# Upgrade from a Gaggia Classic



## AC30

Hi, Which Lelit machine be similar would be considered on par or an upgrade from the pre 2015 Gaggia classic?

The main things I like about the Gaggia is the quickish startup time, quick getting up to steam temp and the reletivley small machine size. I believe this is due to the small boiler and high wattage heating elements. What I dislike are the aluminium parts. Something just makes me uncomfortable about it so I am looking for something different.

I don't see a La Pavoni forum but would be interested on your take on this machine which includes a PID:

https://www.lapavoni.com/en/product/casabar-pid-csrpid/

Thanks.


----------



## RobbieTheTruth

I made the following post the other day:

Looking at the machines, it looks like they make the following:

50s Line



Anna 57mm portafilter holder


Glenda 58mm portafilter holder


VIP Line



Grace 57mm portafilter holder


Elizabeth 58mm portafilter holder


Any idea why they bothered making the 57mm versions of these machines - instead of just focusing on the 58mm?

I'd go for a 58mm portafilter.



The Glenda with PID would be ok. 300ml brass boiler.


The Victoria with PID has 300ml brass boiler with pre-infusion


The Elizabeth is the best (outside of the pro range) - dual boiler


I'd suggest that the above are a minor upgrade from a Gaggia Classic with PID and adjusted pressure.

I'd choose a Lelit over a Gaggia,, right now if I had neither, but I have a Classic with PID and it's unlikely I'll upgrade to any of the above. I think it will yield identical results to what I'm already producing.


----------



## AC30

Excellent, I am leaning towards the Victoria.


----------



## BlackCatCoffee

AC30 said:


> Excellent, I am leaning towards the Victoria.


 I would say this is a small upgrade over the Classic. For the money I do not think it is a worth while move. You could easily track down a used HX machine for the cost of a new Victoria.


----------



## AC30

The PID should offer some improvement. My main reason for switching is that I am not a big fan of the aluminium parts (boiler / shower screen holder). I am happy with the performance otherwise. I don't necessarily want a big upgrade but something similar with brass or stainless boiler without aluminium parts.

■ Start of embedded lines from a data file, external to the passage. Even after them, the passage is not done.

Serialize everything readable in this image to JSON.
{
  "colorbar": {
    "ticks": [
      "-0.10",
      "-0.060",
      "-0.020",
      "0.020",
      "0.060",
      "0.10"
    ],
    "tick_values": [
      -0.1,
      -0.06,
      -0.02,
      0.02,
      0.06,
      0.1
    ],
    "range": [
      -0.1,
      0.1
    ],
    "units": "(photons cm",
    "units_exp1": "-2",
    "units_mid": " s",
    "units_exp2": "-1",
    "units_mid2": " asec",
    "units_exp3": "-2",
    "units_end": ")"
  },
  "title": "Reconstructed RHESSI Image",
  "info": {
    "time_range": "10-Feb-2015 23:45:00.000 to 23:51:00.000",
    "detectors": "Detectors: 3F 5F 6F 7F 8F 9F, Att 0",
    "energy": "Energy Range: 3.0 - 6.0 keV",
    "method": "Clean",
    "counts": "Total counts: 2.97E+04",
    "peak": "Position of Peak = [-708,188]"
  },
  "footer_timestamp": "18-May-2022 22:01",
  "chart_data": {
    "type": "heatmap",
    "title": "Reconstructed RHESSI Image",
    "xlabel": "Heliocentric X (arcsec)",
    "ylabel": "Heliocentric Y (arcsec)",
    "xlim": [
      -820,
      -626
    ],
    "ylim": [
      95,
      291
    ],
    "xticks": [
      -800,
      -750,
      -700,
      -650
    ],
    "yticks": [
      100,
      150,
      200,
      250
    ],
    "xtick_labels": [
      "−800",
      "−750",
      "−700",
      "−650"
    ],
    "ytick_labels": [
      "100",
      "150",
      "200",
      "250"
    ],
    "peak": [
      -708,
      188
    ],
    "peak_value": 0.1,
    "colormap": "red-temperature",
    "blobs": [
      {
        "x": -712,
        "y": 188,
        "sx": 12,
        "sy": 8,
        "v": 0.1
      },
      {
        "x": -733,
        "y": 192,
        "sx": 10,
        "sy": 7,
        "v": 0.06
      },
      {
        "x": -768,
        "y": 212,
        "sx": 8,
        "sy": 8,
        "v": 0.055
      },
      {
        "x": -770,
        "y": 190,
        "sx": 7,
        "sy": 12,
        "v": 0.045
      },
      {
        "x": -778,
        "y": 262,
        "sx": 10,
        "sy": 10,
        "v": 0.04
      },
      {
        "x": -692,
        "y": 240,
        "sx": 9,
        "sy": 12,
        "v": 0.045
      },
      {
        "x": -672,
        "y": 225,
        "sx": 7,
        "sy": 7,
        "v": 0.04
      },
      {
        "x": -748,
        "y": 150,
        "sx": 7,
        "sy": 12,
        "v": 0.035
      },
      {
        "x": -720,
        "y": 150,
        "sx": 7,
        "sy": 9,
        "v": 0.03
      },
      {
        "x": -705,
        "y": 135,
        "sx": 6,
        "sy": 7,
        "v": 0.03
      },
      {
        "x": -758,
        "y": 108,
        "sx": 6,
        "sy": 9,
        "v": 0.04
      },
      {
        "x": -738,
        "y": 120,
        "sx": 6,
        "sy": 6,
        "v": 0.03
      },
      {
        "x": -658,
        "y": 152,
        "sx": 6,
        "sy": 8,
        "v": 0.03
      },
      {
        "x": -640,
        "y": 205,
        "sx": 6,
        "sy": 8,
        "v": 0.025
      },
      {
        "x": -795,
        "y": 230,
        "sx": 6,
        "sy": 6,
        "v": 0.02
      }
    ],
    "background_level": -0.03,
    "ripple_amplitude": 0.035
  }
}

Can you give some more info on the HX machines? Is that a brand or type of machine?


----------



## Badgerman

A vote for the MaraX as big upgrade from GC PID, but still manageable.


----------



## Boxerman33

I've just upgraded from Gaggia PID to MaraX, i'm very happy with the Lelit but it's a whole new learning curve and has made me question my current grinder and if i need to upgrade to a Niche as i'm also experimenting with different beans. I make both Espresso and milk based drinks, it's satisfying and frustrating all at the same time, would i do the same upgrade again...................DEFINITELY!!! 😊


----------



## AC30

The Marax looks very interesting. At the moment Lelit machines that I am interested in appear to be sold out.


----------



## Thetrueindy

I've been looking at the MaraX but waiting for stock too. I just put it down to lockdown in Italy holding up manufacturing, but I may be wrong.

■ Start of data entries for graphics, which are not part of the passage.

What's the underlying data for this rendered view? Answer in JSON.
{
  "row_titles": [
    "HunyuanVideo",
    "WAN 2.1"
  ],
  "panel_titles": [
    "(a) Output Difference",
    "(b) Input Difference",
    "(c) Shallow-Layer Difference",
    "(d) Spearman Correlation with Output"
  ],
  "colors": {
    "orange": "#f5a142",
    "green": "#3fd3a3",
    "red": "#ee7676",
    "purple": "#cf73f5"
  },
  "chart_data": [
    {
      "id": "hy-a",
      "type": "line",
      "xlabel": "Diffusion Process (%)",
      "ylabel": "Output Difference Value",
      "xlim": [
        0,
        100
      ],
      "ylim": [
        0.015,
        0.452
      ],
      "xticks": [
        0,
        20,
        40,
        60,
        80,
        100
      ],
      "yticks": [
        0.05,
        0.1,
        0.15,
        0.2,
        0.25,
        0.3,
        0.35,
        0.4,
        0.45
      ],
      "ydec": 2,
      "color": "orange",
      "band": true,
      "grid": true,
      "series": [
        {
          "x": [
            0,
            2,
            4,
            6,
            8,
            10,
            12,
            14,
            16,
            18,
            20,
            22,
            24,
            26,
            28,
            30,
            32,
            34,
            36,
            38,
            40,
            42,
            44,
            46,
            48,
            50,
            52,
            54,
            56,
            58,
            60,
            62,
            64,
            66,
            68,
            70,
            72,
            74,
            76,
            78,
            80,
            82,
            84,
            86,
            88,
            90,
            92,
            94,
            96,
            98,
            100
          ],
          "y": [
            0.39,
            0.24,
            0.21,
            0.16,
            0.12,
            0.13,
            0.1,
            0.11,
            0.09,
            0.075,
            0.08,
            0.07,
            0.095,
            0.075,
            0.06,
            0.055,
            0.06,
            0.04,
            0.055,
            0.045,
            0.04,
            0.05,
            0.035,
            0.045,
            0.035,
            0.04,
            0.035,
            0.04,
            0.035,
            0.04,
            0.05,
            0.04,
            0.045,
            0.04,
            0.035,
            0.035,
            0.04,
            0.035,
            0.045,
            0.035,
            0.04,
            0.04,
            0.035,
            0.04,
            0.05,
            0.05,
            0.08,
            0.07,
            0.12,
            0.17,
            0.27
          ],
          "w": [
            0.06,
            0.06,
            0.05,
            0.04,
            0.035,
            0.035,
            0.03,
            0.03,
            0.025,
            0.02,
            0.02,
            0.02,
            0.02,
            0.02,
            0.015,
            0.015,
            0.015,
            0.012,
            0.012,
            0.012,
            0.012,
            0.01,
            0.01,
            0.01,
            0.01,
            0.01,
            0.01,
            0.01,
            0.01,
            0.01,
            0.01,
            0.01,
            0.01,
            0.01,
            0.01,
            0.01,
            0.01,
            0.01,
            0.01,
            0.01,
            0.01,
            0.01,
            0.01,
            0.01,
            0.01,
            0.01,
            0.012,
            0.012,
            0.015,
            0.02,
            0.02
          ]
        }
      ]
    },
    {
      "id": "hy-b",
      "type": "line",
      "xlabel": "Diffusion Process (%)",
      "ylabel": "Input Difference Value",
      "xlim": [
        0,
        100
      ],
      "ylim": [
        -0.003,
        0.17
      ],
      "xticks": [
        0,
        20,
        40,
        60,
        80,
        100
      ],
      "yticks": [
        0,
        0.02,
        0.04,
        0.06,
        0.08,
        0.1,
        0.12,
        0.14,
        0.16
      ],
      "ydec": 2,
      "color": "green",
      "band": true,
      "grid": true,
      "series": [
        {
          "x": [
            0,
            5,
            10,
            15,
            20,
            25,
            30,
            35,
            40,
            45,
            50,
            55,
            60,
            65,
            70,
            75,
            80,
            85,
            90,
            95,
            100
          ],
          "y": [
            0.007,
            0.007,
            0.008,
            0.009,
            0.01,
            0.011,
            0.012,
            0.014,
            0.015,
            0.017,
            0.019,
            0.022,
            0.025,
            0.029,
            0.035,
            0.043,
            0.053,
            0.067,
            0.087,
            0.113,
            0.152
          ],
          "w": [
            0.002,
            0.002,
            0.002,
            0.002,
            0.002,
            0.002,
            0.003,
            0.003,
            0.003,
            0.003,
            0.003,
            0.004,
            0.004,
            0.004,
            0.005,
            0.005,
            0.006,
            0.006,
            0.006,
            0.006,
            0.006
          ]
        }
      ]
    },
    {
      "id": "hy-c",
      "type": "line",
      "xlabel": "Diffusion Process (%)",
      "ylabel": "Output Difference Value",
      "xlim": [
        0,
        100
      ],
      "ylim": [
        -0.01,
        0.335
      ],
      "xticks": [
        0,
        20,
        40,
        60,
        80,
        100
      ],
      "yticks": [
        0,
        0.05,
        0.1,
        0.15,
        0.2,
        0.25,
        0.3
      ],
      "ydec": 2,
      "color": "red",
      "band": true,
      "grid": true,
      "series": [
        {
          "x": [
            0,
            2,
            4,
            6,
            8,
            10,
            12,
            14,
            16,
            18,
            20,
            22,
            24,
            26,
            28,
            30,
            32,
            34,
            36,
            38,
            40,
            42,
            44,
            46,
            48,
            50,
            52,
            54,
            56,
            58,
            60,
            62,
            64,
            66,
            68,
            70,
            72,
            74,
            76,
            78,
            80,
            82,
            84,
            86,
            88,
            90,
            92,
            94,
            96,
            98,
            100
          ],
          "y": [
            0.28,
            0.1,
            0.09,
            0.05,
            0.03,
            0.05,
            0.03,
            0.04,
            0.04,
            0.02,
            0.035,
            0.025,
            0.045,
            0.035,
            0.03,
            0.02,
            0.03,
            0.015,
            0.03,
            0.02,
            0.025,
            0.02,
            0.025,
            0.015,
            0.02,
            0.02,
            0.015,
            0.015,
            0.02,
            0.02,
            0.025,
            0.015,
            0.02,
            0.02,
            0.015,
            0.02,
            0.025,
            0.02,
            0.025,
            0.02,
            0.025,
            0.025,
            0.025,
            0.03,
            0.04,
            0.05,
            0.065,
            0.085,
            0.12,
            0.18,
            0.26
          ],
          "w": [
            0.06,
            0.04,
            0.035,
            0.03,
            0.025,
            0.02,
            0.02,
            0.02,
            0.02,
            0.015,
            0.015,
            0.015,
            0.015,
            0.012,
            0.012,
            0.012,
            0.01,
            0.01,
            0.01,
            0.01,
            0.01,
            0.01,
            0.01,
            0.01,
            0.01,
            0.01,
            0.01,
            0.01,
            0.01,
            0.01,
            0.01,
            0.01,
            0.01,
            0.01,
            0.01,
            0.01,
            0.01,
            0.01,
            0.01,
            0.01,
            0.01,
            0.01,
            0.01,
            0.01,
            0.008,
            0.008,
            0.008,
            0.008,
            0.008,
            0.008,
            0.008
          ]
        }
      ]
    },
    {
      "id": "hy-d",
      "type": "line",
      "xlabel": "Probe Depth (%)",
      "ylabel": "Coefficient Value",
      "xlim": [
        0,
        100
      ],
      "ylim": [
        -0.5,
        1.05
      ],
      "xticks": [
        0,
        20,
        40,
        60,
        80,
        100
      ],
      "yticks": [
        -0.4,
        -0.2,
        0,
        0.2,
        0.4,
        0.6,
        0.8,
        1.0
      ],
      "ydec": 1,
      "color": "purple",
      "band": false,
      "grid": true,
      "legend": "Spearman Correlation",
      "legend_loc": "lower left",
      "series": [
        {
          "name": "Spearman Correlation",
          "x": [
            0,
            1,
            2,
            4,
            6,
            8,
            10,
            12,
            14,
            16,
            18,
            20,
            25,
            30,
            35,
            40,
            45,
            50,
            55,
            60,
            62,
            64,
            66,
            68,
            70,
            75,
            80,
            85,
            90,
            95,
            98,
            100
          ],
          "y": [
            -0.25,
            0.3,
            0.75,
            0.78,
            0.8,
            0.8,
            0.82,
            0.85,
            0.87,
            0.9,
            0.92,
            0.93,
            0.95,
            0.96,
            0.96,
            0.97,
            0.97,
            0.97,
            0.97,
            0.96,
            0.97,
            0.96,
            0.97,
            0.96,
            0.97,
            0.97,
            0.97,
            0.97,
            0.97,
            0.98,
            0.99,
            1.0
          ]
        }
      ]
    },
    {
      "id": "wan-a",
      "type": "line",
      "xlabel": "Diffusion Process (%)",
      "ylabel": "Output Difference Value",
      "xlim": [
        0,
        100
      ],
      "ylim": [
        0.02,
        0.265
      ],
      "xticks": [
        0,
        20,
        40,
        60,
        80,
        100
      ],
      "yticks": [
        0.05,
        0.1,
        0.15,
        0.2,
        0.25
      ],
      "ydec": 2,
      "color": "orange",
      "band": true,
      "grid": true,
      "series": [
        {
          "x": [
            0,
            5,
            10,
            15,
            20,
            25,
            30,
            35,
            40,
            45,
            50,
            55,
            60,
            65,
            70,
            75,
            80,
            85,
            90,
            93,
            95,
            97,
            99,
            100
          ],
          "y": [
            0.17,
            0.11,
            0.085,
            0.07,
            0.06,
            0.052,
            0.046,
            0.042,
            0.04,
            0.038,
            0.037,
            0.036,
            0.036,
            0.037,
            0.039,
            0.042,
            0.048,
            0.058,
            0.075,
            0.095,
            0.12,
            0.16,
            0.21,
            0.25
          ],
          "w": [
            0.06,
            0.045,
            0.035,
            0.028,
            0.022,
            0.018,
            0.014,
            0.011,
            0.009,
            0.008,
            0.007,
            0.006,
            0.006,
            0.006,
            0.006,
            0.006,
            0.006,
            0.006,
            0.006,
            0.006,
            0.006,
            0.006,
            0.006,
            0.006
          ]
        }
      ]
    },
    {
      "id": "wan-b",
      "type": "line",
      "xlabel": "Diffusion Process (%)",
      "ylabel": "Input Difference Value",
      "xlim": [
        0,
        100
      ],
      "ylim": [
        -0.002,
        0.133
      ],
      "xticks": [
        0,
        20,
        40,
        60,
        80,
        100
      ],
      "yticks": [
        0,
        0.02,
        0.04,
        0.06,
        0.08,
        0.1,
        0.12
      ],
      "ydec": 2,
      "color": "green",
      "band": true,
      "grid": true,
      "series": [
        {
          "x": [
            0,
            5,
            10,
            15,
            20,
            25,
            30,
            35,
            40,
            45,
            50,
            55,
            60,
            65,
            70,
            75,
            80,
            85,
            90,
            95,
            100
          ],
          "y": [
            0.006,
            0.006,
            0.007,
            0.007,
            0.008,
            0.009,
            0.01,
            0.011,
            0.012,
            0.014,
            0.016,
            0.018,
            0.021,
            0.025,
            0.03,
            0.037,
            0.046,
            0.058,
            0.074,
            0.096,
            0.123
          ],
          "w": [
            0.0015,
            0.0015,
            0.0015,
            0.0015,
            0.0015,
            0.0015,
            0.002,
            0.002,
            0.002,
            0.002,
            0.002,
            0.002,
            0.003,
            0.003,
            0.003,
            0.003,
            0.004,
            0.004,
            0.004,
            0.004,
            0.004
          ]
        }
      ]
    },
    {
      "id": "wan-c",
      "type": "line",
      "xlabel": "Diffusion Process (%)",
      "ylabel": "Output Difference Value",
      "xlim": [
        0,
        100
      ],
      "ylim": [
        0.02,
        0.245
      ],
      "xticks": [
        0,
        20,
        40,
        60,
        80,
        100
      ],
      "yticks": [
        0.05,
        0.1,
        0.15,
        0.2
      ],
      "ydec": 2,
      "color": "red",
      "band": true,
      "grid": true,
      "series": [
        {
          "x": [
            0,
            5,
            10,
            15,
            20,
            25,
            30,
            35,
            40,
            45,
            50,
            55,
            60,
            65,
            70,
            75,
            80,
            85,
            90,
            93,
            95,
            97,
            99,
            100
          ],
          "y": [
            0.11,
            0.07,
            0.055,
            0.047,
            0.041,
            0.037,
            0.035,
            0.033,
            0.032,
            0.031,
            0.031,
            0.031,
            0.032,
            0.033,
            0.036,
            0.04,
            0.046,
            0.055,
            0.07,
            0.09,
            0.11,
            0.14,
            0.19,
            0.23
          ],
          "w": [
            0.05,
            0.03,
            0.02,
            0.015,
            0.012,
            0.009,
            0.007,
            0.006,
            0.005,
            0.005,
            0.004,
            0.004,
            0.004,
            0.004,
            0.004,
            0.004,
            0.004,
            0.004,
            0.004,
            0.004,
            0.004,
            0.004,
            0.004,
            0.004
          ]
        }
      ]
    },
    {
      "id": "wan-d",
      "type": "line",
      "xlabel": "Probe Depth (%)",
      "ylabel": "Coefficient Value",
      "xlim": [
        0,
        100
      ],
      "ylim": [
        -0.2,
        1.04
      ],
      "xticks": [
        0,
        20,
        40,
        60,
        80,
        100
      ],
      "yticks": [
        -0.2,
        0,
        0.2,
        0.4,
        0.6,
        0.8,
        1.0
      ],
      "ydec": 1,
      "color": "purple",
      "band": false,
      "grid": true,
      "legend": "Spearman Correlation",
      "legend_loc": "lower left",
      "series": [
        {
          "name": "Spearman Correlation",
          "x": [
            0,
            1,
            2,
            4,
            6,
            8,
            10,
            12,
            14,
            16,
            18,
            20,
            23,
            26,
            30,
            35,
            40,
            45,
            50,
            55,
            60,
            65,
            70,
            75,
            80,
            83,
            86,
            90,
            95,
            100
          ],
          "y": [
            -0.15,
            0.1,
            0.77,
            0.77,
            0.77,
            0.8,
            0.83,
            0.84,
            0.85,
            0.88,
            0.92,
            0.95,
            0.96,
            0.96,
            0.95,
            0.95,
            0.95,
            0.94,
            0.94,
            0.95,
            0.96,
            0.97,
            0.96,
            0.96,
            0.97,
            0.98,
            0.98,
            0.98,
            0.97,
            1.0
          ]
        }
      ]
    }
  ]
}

Sent from my iPhone using Tapatalk


----------



## AC30

I got the Mara X in the end. Great machine.


----------



## maddernj

Boxerman33 said:


> I've just upgraded from Gaggia PID to MaraX, i'm very happy with the Lelit but it's a whole new learning curve and has made me question my current grinder and if i need to upgrade to a Niche as i'm also experimenting with different beans. I make both Espresso and milk based drinks, it's satisfying and frustrating all at the same time, would i do the same upgrade again...................DEFINITELY!!! 😊


 Exactly what I am looking to do...good to know


----------